With most message queue systems there's a concept of "durable" subscription where subscribers can be taken down and when it comes back up, it'll get the messages that it misses while it was down.

Is there an equivalent feature in IceStorm?

Thanks
Budyanto

Comments

  • xdm
    xdm La Coruña, Spain
    Hi,

    IceStorm currently doesn't provide such a feature.

    The current behavior is that IceStorm discarded a messages as soon as it is delivered, if IceStorm encounters a failure while attempting to deliver a message to a subscriber, the subscriber is immediately unsubscribed from the topic on which the message was published.

    See here
    http://www.zeroc.com/doc/Ice-3.3.1/manual/IceStorm.46.3.html

    So you will need to implement that your self, it could be a new service that use IceStorm to handle the message delivery.

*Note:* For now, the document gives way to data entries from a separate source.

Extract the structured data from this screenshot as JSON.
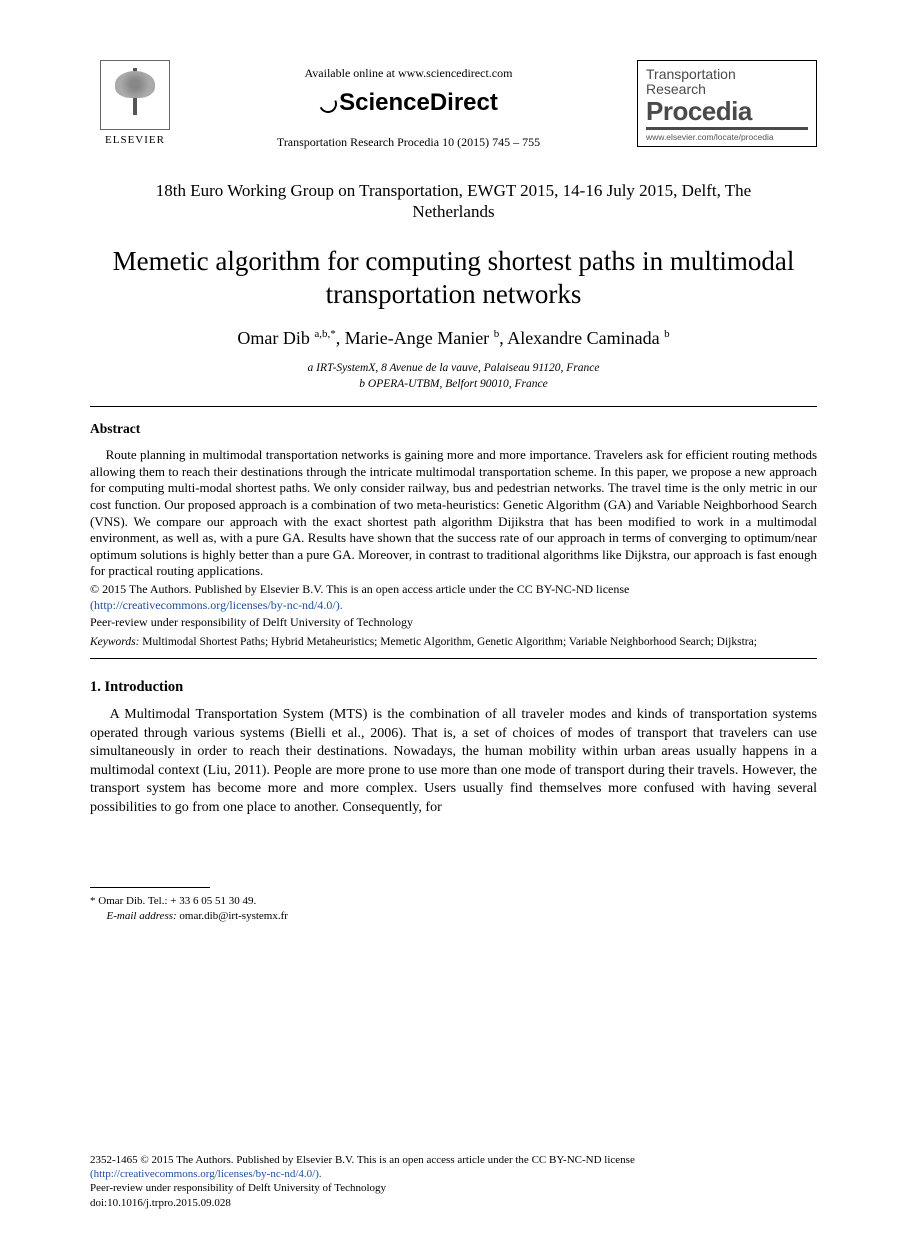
{
  "header": {
    "elsevier_label": "ELSEVIER",
    "available_online": "Available online at www.sciencedirect.com",
    "sciencedirect": "ScienceDirect",
    "journal_ref": "Transportation Research Procedia 10 (2015) 745 – 755",
    "procedia_line1": "Transportation",
    "procedia_line2": "Research",
    "procedia_big": "Procedia",
    "procedia_url": "www.elsevier.com/locate/procedia"
  },
  "conference": "18th Euro Working Group on Transportation, EWGT 2015, 14-16 July 2015, Delft, The Netherlands",
  "title": "Memetic algorithm for computing shortest paths in multimodal transportation networks",
  "authors_html": "Omar Dib <sup>a,b,*</sup>, Marie-Ange Manier <sup>b</sup>, Alexandre Caminada <sup>b</sup>",
  "affiliations": {
    "a": "a IRT-SystemX, 8 Avenue de la vauve, Palaiseau 91120, France",
    "b": "b OPERA-UTBM, Belfort 90010, France"
  },
  "abstract": {
    "heading": "Abstract",
    "body": "Route planning in multimodal transportation networks is gaining more and more importance. Travelers ask for efficient routing methods allowing them to reach their destinations through the intricate multimodal transportation scheme. In this paper, we propose a new approach for computing multi-modal shortest paths. We only consider railway, bus and pedestrian networks. The travel time is the only metric in our cost function. Our proposed approach is a combination of two meta-heuristics: Genetic Algorithm (GA) and Variable Neighborhood Search (VNS). We compare our approach with the exact shortest path algorithm Dijikstra that has been modified to work in a multimodal environment, as well as, with a pure GA. Results have shown that the success rate of our approach in terms of converging to optimum/near optimum solutions is highly better than a pure GA. Moreover, in contrast to traditional algorithms like Dijkstra, our approach is fast enough for practical routing applications."
  },
  "license": {
    "line1": "© 2015 The Authors. Published by Elsevier B.V. This is an open access article under the CC BY-NC-ND license",
    "link_text": "(http://creativecommons.org/licenses/by-nc-nd/4.0/).",
    "link_href": "http://creativecommons.org/licenses/by-nc-nd/4.0/"
  },
  "peer_review": "Peer-review under responsibility of Delft University of Technology",
  "keywords": {
    "label": "Keywords:",
    "text": " Multimodal Shortest Paths; Hybrid Metaheuristics; Memetic Algorithm, Genetic Algorithm; Variable Neighborhood Search; Dijkstra;"
  },
  "section1": {
    "heading": "1. Introduction",
    "body": "A Multimodal Transportation System (MTS) is the combination of all traveler modes and kinds of transportation systems operated through various systems (Bielli et al., 2006). That is, a set of choices of modes of transport that travelers can use simultaneously in order to reach their destinations. Nowadays, the human mobility within urban areas usually happens in a multimodal context (Liu, 2011). People are more prone to use more than one mode of transport during their travels. However, the transport system has become more and more complex. Users usually find themselves more confused with having several possibilities to go from one place to another. Consequently, for"
  },
  "footnote": {
    "corr": "* Omar Dib. Tel.: + 33 6 05 51 30 49.",
    "email_label": "E-mail address:",
    "email": " omar.dib@irt-systemx.fr"
  },
  "footer": {
    "issn_line": "2352-1465 © 2015 The Authors. Published by Elsevier B.V. This is an open access article under the CC BY-NC-ND license",
    "link_text": "(http://creativecommons.org/licenses/by-nc-nd/4.0/).",
    "peer": "Peer-review under responsibility of Delft University of Technology",
    "doi": "doi:10.1016/j.trpro.2015.09.028"
  },
  "colors": {
    "text": "#000000",
    "link": "#1a4fa3",
    "procedia_gray": "#4a4a4a",
    "background": "#ffffff"
  },
  "fonts": {
    "body_family": "Times New Roman",
    "title_size_pt": 20,
    "body_size_pt": 10.5,
    "abstract_size_pt": 10
  }
}
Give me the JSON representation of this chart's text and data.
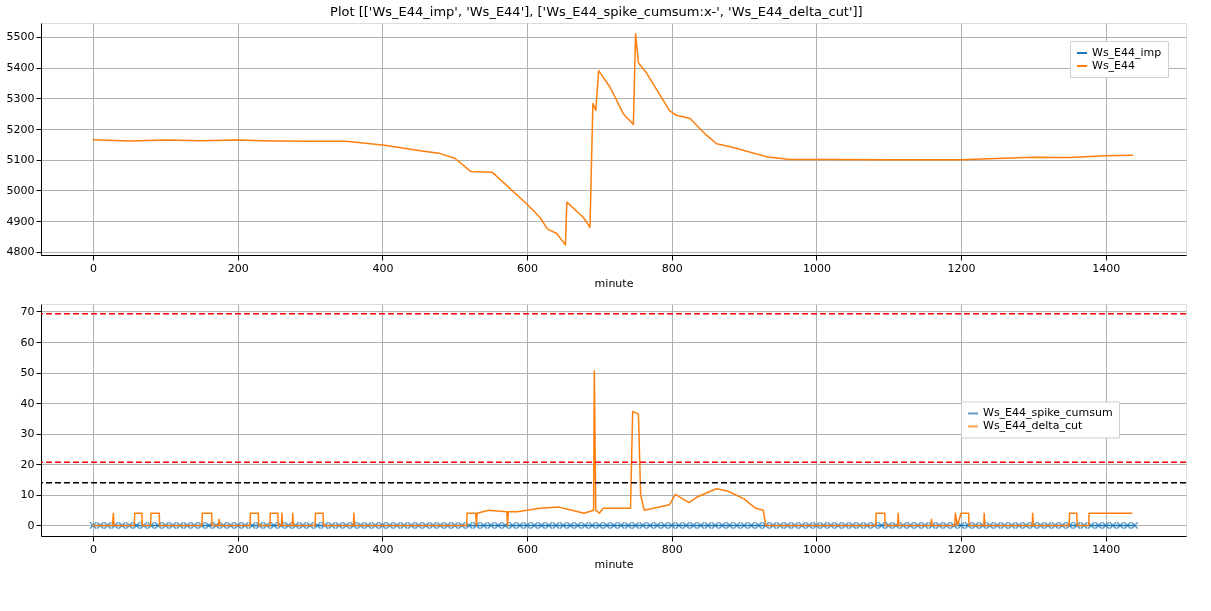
{
  "chart_data": [
    {
      "type": "line",
      "title": "Plot [['Ws_E44_imp', 'Ws_E44'], ['Ws_E44_spike_cumsum:x-', 'Ws_E44_delta_cut']]",
      "xlabel": "minute",
      "x": [
        0,
        50,
        100,
        150,
        200,
        250,
        300,
        350,
        403,
        450,
        480,
        500,
        522,
        552,
        600,
        618,
        628,
        641,
        653,
        655,
        678,
        687,
        691,
        695,
        699,
        715,
        733,
        747,
        750,
        754,
        765,
        797,
        806,
        825,
        848,
        862,
        885,
        931,
        963,
        1022,
        1100,
        1200,
        1300,
        1350,
        1400,
        1437
      ],
      "series": [
        {
          "name": "Ws_E44_imp",
          "color": "#1f77b4",
          "values": [
            null,
            null,
            null,
            null,
            null,
            null,
            null,
            null,
            null,
            null,
            null,
            null,
            null,
            null,
            null,
            null,
            null,
            null,
            null,
            null,
            null,
            null,
            null,
            null,
            null,
            null,
            null,
            null,
            null,
            null,
            null,
            null,
            null,
            null,
            null,
            null,
            null,
            null,
            null,
            null,
            null,
            null,
            null,
            null,
            null,
            null
          ]
        },
        {
          "name": "Ws_E44",
          "color": "#ff7f0e",
          "values": [
            5165,
            5161,
            5164,
            5162,
            5164,
            5161,
            5160,
            5160,
            5147,
            5130,
            5120,
            5105,
            5062,
            5059,
            4955,
            4912,
            4875,
            4860,
            4823,
            4962,
            4912,
            4880,
            5283,
            5260,
            5390,
            5335,
            5250,
            5215,
            5510,
            5415,
            5383,
            5260,
            5245,
            5235,
            5180,
            5152,
            5140,
            5110,
            5101,
            5101,
            5100,
            5100,
            5108,
            5107,
            5113,
            5115
          ]
        }
      ],
      "xlim": [
        -72,
        1511
      ],
      "xticks": [
        0,
        200,
        400,
        600,
        800,
        1000,
        1200,
        1400
      ],
      "ylim": [
        4790,
        5545
      ],
      "yticks": [
        4800,
        4900,
        5000,
        5100,
        5200,
        5300,
        5400,
        5500
      ],
      "grid": true,
      "legend": "top right",
      "line_style": "solid"
    },
    {
      "type": "line",
      "xlabel": "minute",
      "series": [
        {
          "name": "Ws_E44_spike_cumsum",
          "color": "#1f77b4",
          "marker": "cross",
          "x": [
            0,
            10,
            20,
            30,
            40,
            50,
            60,
            70,
            80,
            90,
            100,
            110,
            120,
            130,
            140,
            150,
            160,
            170,
            180,
            190,
            200,
            210,
            220,
            230,
            240,
            250,
            260,
            270,
            280,
            290,
            300,
            310,
            320,
            330,
            340,
            350,
            360,
            370,
            380,
            390,
            400,
            410,
            420,
            430,
            440,
            450,
            460,
            470,
            480,
            490,
            500,
            510,
            520,
            530,
            540,
            550,
            560,
            570,
            580,
            590,
            600,
            610,
            620,
            630,
            640,
            650,
            660,
            670,
            680,
            690,
            700,
            710,
            720,
            730,
            740,
            750,
            760,
            770,
            780,
            790,
            800,
            810,
            820,
            830,
            840,
            850,
            860,
            870,
            880,
            890,
            900,
            910,
            920,
            930,
            940,
            950,
            960,
            970,
            980,
            990,
            1000,
            1010,
            1020,
            1030,
            1040,
            1050,
            1060,
            1070,
            1080,
            1090,
            1100,
            1110,
            1120,
            1130,
            1140,
            1150,
            1160,
            1170,
            1180,
            1190,
            1200,
            1210,
            1220,
            1230,
            1240,
            1250,
            1260,
            1270,
            1280,
            1290,
            1300,
            1310,
            1320,
            1330,
            1340,
            1350,
            1360,
            1370,
            1380,
            1390,
            1400,
            1410,
            1420,
            1430,
            1440
          ],
          "values": [
            0,
            0,
            0,
            0,
            0,
            0,
            0,
            0,
            0,
            0,
            0,
            0,
            0,
            0,
            0,
            0,
            0,
            0,
            0,
            0,
            0,
            0,
            0,
            0,
            0,
            0,
            0,
            0,
            0,
            0,
            0,
            0,
            0,
            0,
            0,
            0,
            0,
            0,
            0,
            0,
            0,
            0,
            0,
            0,
            0,
            0,
            0,
            0,
            0,
            0,
            0,
            0,
            0,
            0,
            0,
            0,
            0,
            0,
            0,
            0,
            0,
            0,
            0,
            0,
            0,
            0,
            0,
            0,
            0,
            0,
            0,
            0,
            0,
            0,
            0,
            0,
            0,
            0,
            0,
            0,
            0,
            0,
            0,
            0,
            0,
            0,
            0,
            0,
            0,
            0,
            0,
            0,
            0,
            0,
            0,
            0,
            0,
            0,
            0,
            0,
            0,
            0,
            0,
            0,
            0,
            0,
            0,
            0,
            0,
            0,
            0,
            0,
            0,
            0,
            0,
            0,
            0,
            0,
            0,
            0,
            0,
            0,
            0,
            0,
            0,
            0,
            0,
            0,
            0,
            0,
            0,
            0,
            0,
            0,
            0,
            0,
            0,
            0,
            0,
            0,
            0,
            0,
            0,
            0,
            0
          ]
        },
        {
          "name": "Ws_E44_delta_cut",
          "color": "#ff7f0e",
          "x": [
            0,
            27,
            28,
            29,
            57,
            57.5,
            67.5,
            68,
            79.5,
            80,
            91.5,
            92,
            150.5,
            151,
            164,
            164.5,
            173.5,
            174,
            175,
            217,
            217.5,
            228.5,
            229,
            244.5,
            245,
            255.5,
            256,
            260.5,
            261,
            262,
            275.5,
            276,
            277,
            307,
            307.5,
            318,
            318.5,
            360,
            360.5,
            361.5,
            516.5,
            517,
            529,
            530,
            531,
            547,
            572,
            573,
            574,
            586,
            618,
            644,
            679,
            692,
            693,
            695,
            700,
            705,
            743,
            746,
            754,
            757,
            762,
            797,
            805,
            824,
            835,
            862,
            878,
            900,
            916,
            926.5,
            930,
            1082,
            1082.5,
            1094.5,
            1095,
            1112.5,
            1113,
            1114,
            1158.5,
            1159,
            1160,
            1191.5,
            1192,
            1195,
            1200,
            1210.5,
            1211,
            1231.5,
            1232,
            1233,
            1298.5,
            1299,
            1300,
            1349.5,
            1350,
            1360,
            1360.5,
            1376.5,
            1377,
            1436
          ],
          "values": [
            0,
            0,
            4,
            0,
            0,
            4,
            4,
            0,
            0,
            4,
            4,
            0,
            0,
            4,
            4,
            0,
            0,
            2,
            0,
            0,
            4,
            4,
            0,
            0,
            4,
            4,
            0,
            0,
            4,
            0,
            0,
            4,
            0,
            0,
            4,
            4,
            0,
            0,
            4,
            0,
            0,
            4,
            4,
            0,
            4,
            5,
            4.5,
            0,
            4.5,
            4.5,
            5.6,
            6,
            4,
            5,
            50.5,
            5,
            4,
            5.6,
            5.6,
            37.3,
            36.4,
            10,
            5,
            6.8,
            10.2,
            7.5,
            9.3,
            12,
            11.2,
            8.7,
            5.6,
            5,
            0,
            0,
            4,
            4,
            0,
            0,
            4,
            0,
            0,
            2,
            0,
            0,
            4,
            0,
            4,
            4,
            0,
            0,
            4,
            0,
            0,
            4,
            0,
            0,
            4,
            4,
            0,
            0,
            4,
            4
          ]
        }
      ],
      "xlim": [
        -72,
        1511
      ],
      "xticks": [
        0,
        200,
        400,
        600,
        800,
        1000,
        1200,
        1400
      ],
      "ylim": [
        -3.45,
        72.45
      ],
      "yticks": [
        0,
        10,
        20,
        30,
        40,
        50,
        60,
        70
      ],
      "ref_lines": [
        {
          "axis": "y",
          "value": 69.3,
          "color": "#ff0000",
          "line_style": "dashed"
        },
        {
          "axis": "y",
          "value": 20.7,
          "color": "#ff0000",
          "line_style": "dashed"
        },
        {
          "axis": "y",
          "value": 14,
          "color": "#000000",
          "line_style": "dashed"
        }
      ],
      "grid": true,
      "legend": "right",
      "line_style": "solid"
    }
  ]
}
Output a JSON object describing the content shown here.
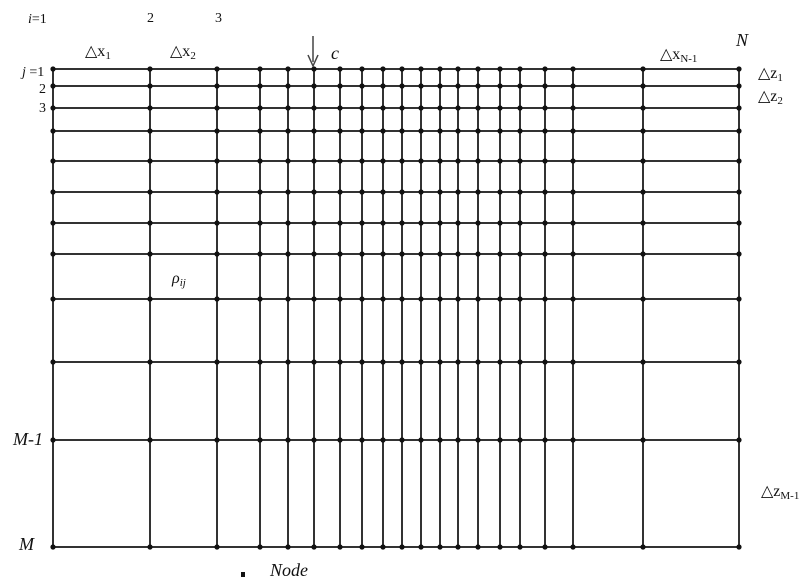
{
  "diagram": {
    "column_labels": {
      "first_prefix": "i",
      "first_eq": "=1",
      "second": "2",
      "third": "3",
      "last": "N"
    },
    "row_labels": {
      "first_prefix": "j",
      "first_eq": " =1",
      "second": "2",
      "third": "3",
      "second_last": "M-1",
      "last": "M"
    },
    "x_spacings": {
      "first": {
        "base": "△x",
        "sub": "1"
      },
      "second": {
        "base": "△x",
        "sub": "2"
      },
      "last": {
        "base": "△x",
        "sub": "N-1"
      }
    },
    "z_spacings": {
      "first": {
        "base": "△z",
        "sub": "1"
      },
      "second": {
        "base": "△z",
        "sub": "2"
      },
      "last": {
        "base": "△z",
        "sub": "M-1"
      }
    },
    "source_label": "c",
    "cell_property": {
      "base": "ρ",
      "sub": "ij"
    },
    "legend": {
      "node_label": "Node"
    }
  }
}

    If you have an commercial interest in that feature, please contact to sales@zeroc.com

    Cheers,
    José
  • benoit
    benoit Rennes, France
    Hi,

    Note that the subscriber is automatically un-subscribed from IceStorm if IceStorm gets an Ice::ObjectNotExistException or Ice::NotRegisteredException exception when invoking on the subscriber (these are considered hard failures). For other exceptions, IceStorm uses the retryCount QoS to figure out when the subscriber should be unsubscribed. In any case, while a subscriber is un-reachable the events are discarded and the delivery resumes only once the subscriber is available again. For more information on this retryCount QoS, see here in the manual.

    Perhaps you can detail a little why you need event queuing while the subscriber is down? An alternative solution to this might be to use per-subscriber publishers. Basically, the idea is that each time a subscriber comes online, it contacts the publisher to retrieve the latest state of the publisher. The publisher sends this information through the per-subscriber publisher object. Once it has retrieved the latest state, the subscriber can start receiving and processing again updates. This works well when using IceStorm to implement the observer pattern and avoids having to queue updates in the IceStorm service. The manual describes an example here. The C++ demo/IceStorm/counter demo also demonstrates how to use it.

    Cheers,
    Benoit.
  • Thanks for the replies.

    I don't currently have any specific examples. I'm comparing different systems and this is just one feature that another system provides.

    Thanks
  • matthew
    matthew NL, Canada
    The important thing to remember here is that there is no free lunch. In my experience in implementing exactly such as system (a notification system with durable events) there is a very big cost which you pay for such durability in terms of raw system throughput. In particular, if you want guarantees that the messages won't be lost, or even worse the messages respect transaction boundaries (in the case of distributed transactions) throughput can drop from thousands of events per second, to much much lower.

    In most cases there is a better way to design your system (as Benoit pointed out) where you don't have to pay such a high cost.